Ce coin du monde a un visage, une âme, une humeur vagabonde.
Quand j’arrive ici, plus que dans les ailleurs que j’ai fréquenté de par le monde, je me sens encore chez moi. Alors, j’enfile la peau du petit garçon que j’étais, je me précipite, à droite, à gauche, je m’arrête, je respire, rite incontournable et je m’en vais admirer la mer, rituel quasi religieux pour une mise en une ambiance rafraîchissante à souhait.
J’ai mes habitudes, mon banc gris, ancré face à la mer, celui sur lequel personne ne vient jamais s’asseoir. Cet endroit insignifiant est pour moi le centre du monde comme devait être la gare de Perpignan pour Salvador Dali.
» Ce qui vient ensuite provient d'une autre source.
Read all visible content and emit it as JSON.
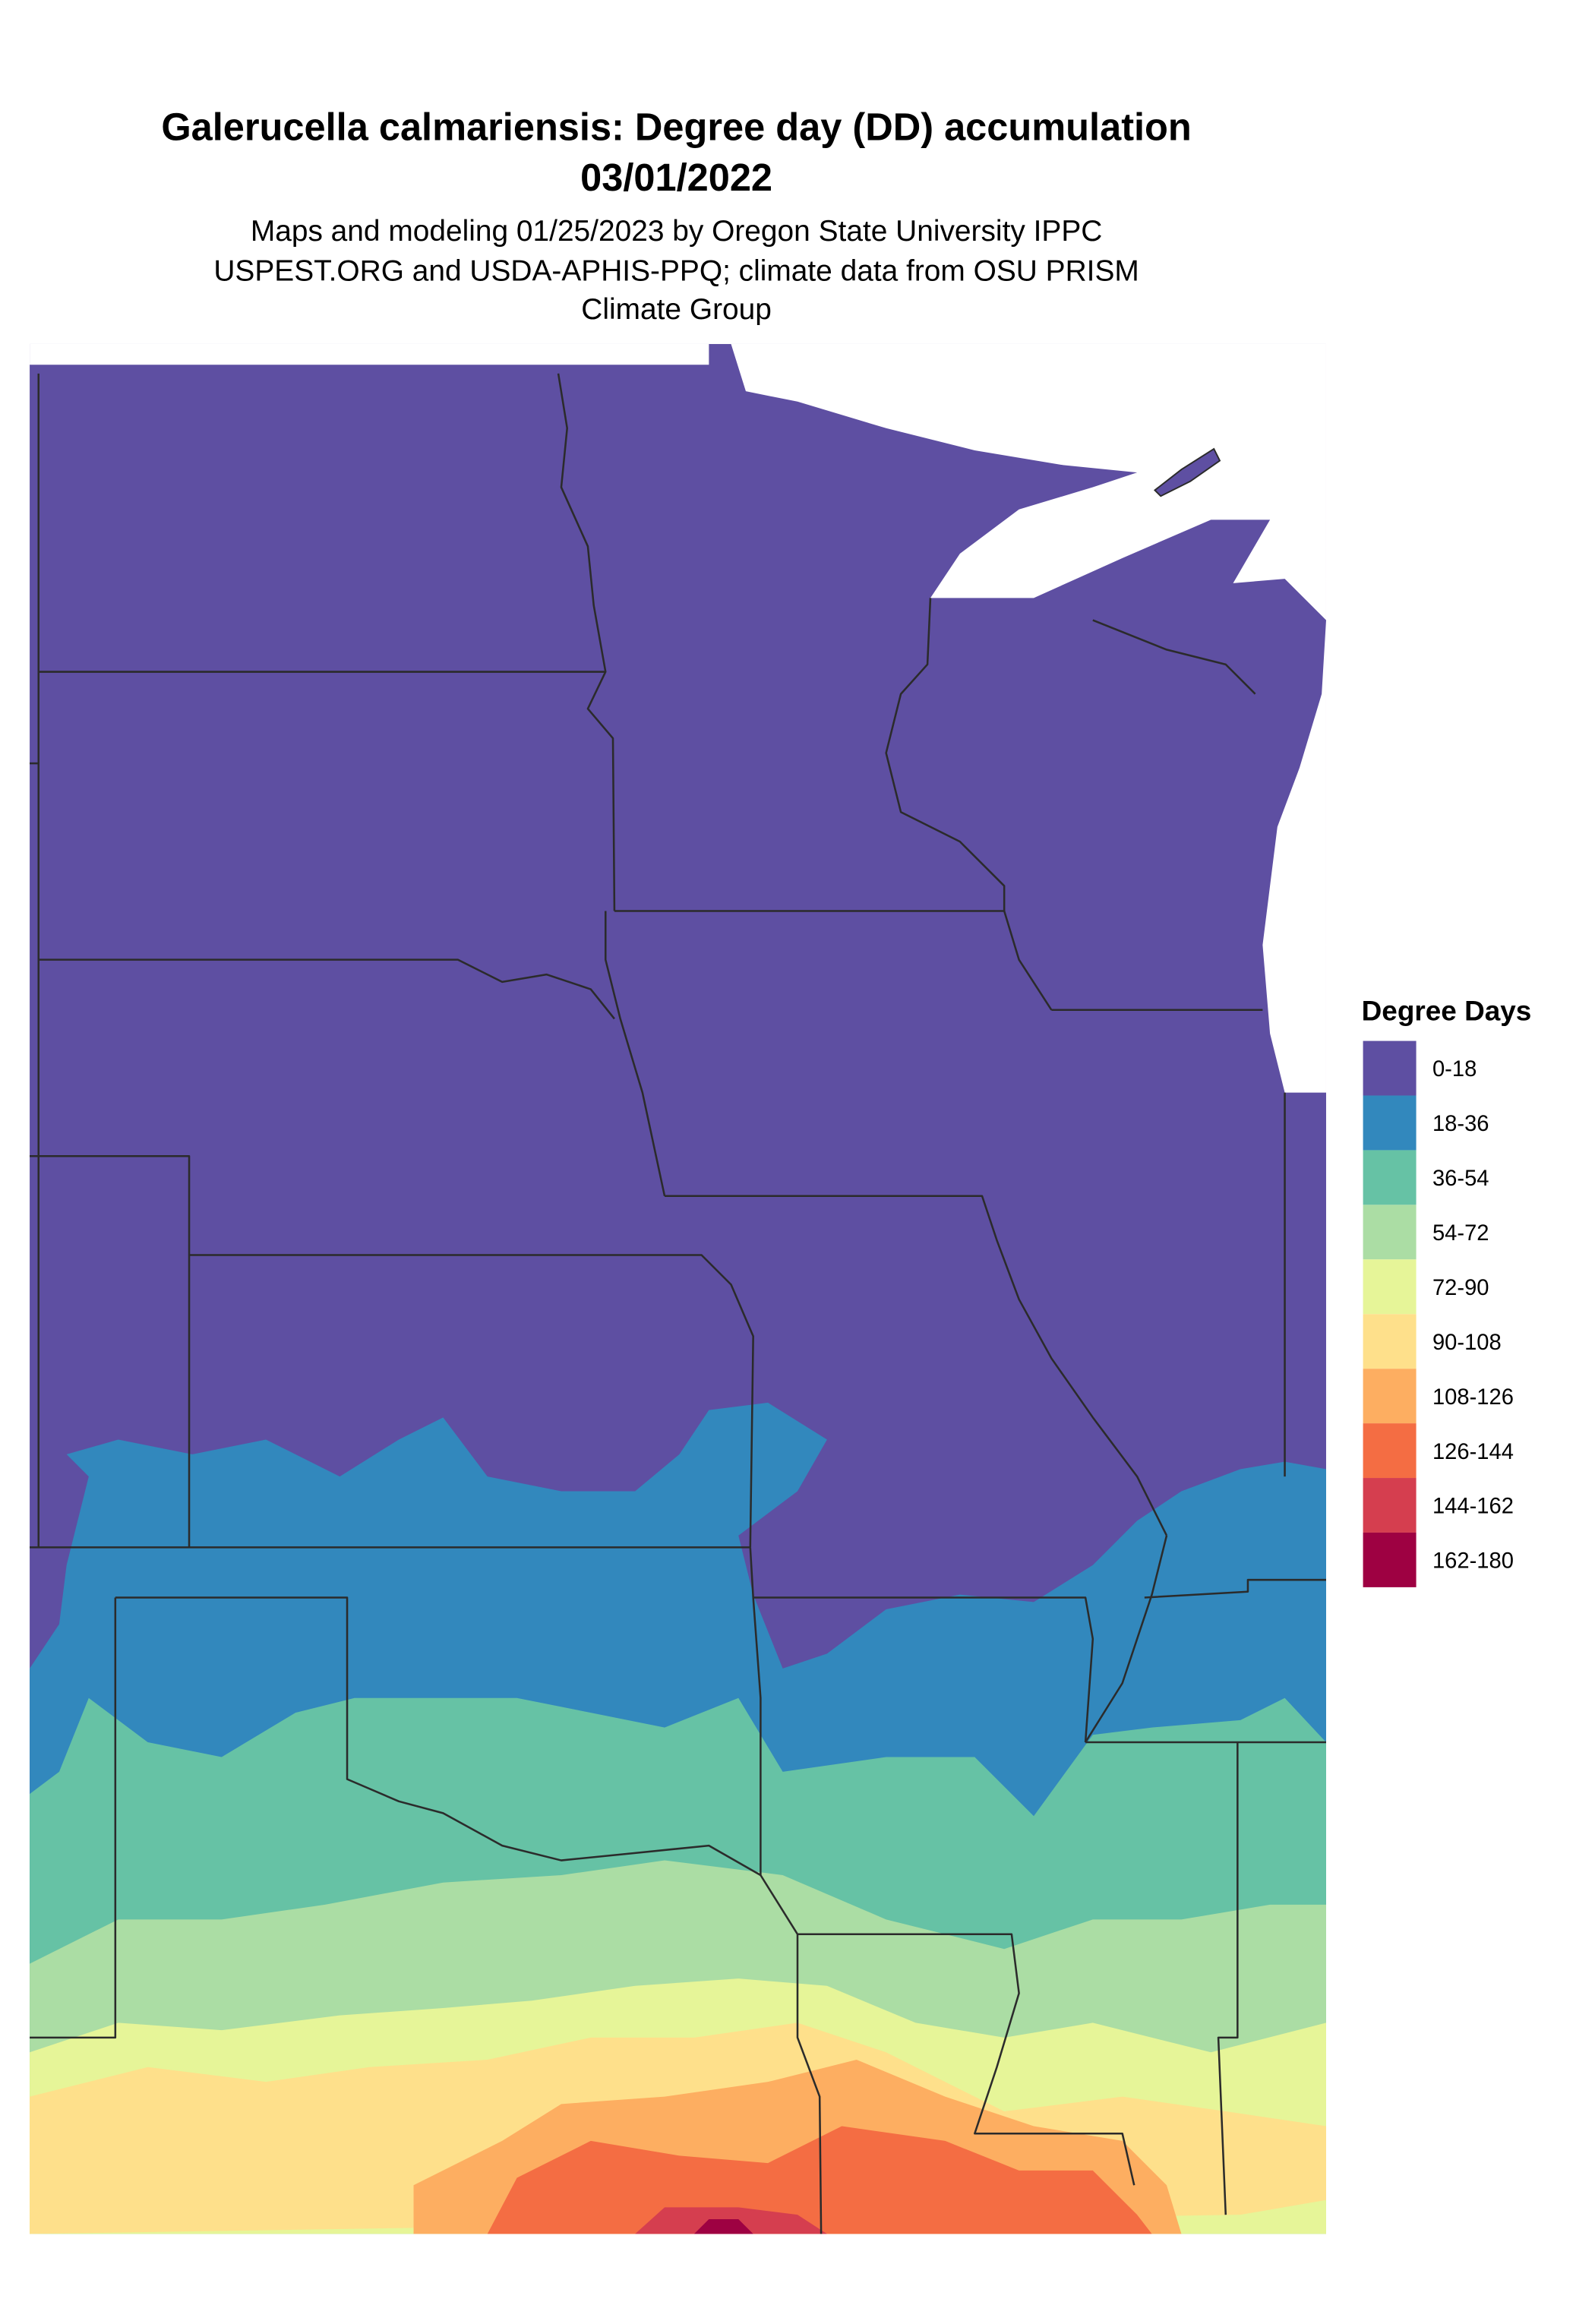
{
  "title": {
    "line1": "Galerucella calmariensis: Degree day (DD) accumulation",
    "line2": "03/01/2022"
  },
  "subtitle": {
    "line1": "Maps and modeling 01/25/2023 by Oregon State University IPPC",
    "line2": "USPEST.ORG and USDA-APHIS-PPQ; climate data from OSU PRISM",
    "line3": "Climate Group"
  },
  "legend": {
    "title": "Degree Days",
    "placement": "right",
    "items": [
      {
        "label": "0-18",
        "color": "#5E4FA2"
      },
      {
        "label": "18-36",
        "color": "#3288BD"
      },
      {
        "label": "36-54",
        "color": "#66C2A5"
      },
      {
        "label": "54-72",
        "color": "#ABDDA4"
      },
      {
        "label": "72-90",
        "color": "#E6F598"
      },
      {
        "label": "90-108",
        "color": "#FEE08B"
      },
      {
        "label": "108-126",
        "color": "#FDAE61"
      },
      {
        "label": "126-144",
        "color": "#F46D43"
      },
      {
        "label": "144-162",
        "color": "#D53E4F"
      },
      {
        "label": "162-180",
        "color": "#9E0142"
      }
    ]
  },
  "map": {
    "region": "North-central and south-central United States",
    "state_border_color": "#2b2b2b",
    "background_color": "#ffffff"
  }
}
C’est ici que je peux me fondre en symbiose avec le paysage, c’est ici que je me sens seul face à l’immensité d’une des plus belles plages des eaux de la terre.
Des brassées de vent et de fines gouttelettes d’eau éclaboussent mon visage et nettoient ma tête des pensées les plus incrustées de ma mémoire vivante. J’ai toujours cru que Dieu, lui-même, devait se balader dans le coin.
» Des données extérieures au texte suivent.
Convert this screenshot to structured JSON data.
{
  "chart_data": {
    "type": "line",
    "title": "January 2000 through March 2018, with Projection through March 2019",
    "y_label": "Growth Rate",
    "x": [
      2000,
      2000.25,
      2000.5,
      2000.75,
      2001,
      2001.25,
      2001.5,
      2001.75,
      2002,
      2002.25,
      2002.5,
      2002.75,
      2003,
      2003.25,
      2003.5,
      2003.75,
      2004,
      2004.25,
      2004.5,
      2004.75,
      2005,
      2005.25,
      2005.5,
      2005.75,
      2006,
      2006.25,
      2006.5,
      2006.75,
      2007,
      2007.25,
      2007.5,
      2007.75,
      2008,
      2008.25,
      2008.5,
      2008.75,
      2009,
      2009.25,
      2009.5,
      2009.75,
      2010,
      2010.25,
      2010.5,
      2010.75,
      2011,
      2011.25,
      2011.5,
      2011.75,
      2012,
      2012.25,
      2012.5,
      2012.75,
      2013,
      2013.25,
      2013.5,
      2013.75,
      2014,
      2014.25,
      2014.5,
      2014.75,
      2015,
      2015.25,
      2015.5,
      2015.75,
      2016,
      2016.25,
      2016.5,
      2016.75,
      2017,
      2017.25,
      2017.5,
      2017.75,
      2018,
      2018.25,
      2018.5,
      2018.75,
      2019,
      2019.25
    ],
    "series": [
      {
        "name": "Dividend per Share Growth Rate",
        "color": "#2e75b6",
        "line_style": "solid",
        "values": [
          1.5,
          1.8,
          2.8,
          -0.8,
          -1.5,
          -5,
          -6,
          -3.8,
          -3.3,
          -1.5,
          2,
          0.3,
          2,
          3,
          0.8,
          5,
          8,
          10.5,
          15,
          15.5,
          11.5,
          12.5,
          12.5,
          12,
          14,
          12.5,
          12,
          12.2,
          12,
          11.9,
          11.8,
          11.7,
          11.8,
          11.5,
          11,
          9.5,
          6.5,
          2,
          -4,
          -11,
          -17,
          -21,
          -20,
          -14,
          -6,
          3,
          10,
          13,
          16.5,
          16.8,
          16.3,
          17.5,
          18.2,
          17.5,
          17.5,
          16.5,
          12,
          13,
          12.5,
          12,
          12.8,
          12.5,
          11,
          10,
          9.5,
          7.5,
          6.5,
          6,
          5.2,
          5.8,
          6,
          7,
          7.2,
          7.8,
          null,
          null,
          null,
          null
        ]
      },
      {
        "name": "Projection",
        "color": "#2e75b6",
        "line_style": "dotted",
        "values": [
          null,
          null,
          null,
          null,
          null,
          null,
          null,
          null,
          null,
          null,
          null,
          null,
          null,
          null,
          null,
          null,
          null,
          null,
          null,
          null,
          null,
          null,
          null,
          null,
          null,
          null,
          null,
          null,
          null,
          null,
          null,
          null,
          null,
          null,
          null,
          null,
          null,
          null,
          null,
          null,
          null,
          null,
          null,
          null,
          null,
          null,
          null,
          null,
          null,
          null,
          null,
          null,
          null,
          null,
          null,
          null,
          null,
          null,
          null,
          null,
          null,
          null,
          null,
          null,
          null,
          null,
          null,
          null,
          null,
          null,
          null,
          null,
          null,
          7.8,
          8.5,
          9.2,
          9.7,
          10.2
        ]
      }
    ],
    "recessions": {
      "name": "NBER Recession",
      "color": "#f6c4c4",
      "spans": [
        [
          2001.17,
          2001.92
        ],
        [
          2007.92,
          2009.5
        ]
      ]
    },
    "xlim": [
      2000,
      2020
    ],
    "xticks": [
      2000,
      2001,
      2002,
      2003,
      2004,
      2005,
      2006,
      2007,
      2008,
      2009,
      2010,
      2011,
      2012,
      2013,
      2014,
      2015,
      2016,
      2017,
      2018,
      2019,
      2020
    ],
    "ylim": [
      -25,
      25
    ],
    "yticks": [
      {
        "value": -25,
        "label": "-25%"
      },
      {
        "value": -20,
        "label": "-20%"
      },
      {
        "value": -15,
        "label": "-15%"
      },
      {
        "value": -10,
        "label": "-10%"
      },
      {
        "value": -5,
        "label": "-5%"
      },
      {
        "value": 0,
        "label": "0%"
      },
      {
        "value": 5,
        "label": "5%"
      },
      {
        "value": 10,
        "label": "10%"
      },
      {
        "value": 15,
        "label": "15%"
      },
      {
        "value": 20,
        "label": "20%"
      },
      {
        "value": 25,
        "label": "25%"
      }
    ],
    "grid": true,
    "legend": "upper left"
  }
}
Méditation oblige, décor grandiose aux couleurs marquées d’une gamme originale de gris qui se confond aux verts les plus insolents, accouplement harmonieux qui affiche un lavis opaque protégé d’un soleil qui paraitrait inopportun au pays des lumières sombres.
Endroit mythique où il m’est possible de mettre fin à un flot incessant d’idées, à ces ombres puantes qu’un assaut de jugements impose à l’image comme un trop plein de certitudes, capacité de perceptions soumises aux préjugés d’une civilisation égoïste qui offre un hébergement salutaire à une société marchande où tout est ruse et la loyauté combine.
J’applique une méthode inédite, celle de fixer mes pensées grâce à un cérémonial de marches et de contemplations, j’apprivoise l’air iodé, je mets un filtre à tout ce qui est préconçu, je m’offre le pouvoir de changer mon rapport avec le monde qui m’entoure, loin des artifices.
Je sais qu’un jour je m’arrêterais définitivement quelque part, n’importe où, ce jour là, je viendrais hanter cet endroit où je prendrais la forme d’un tourbillon de sable qui viendra s’écraser sur le visage d’un promeneur solitaire et lui mettre en tête qu’il est grand temps de prendre conscience de profiter de l’instant éphémère qui lui reste à vivre avant de faire le grand saut pour un ailleurs encore inconnu.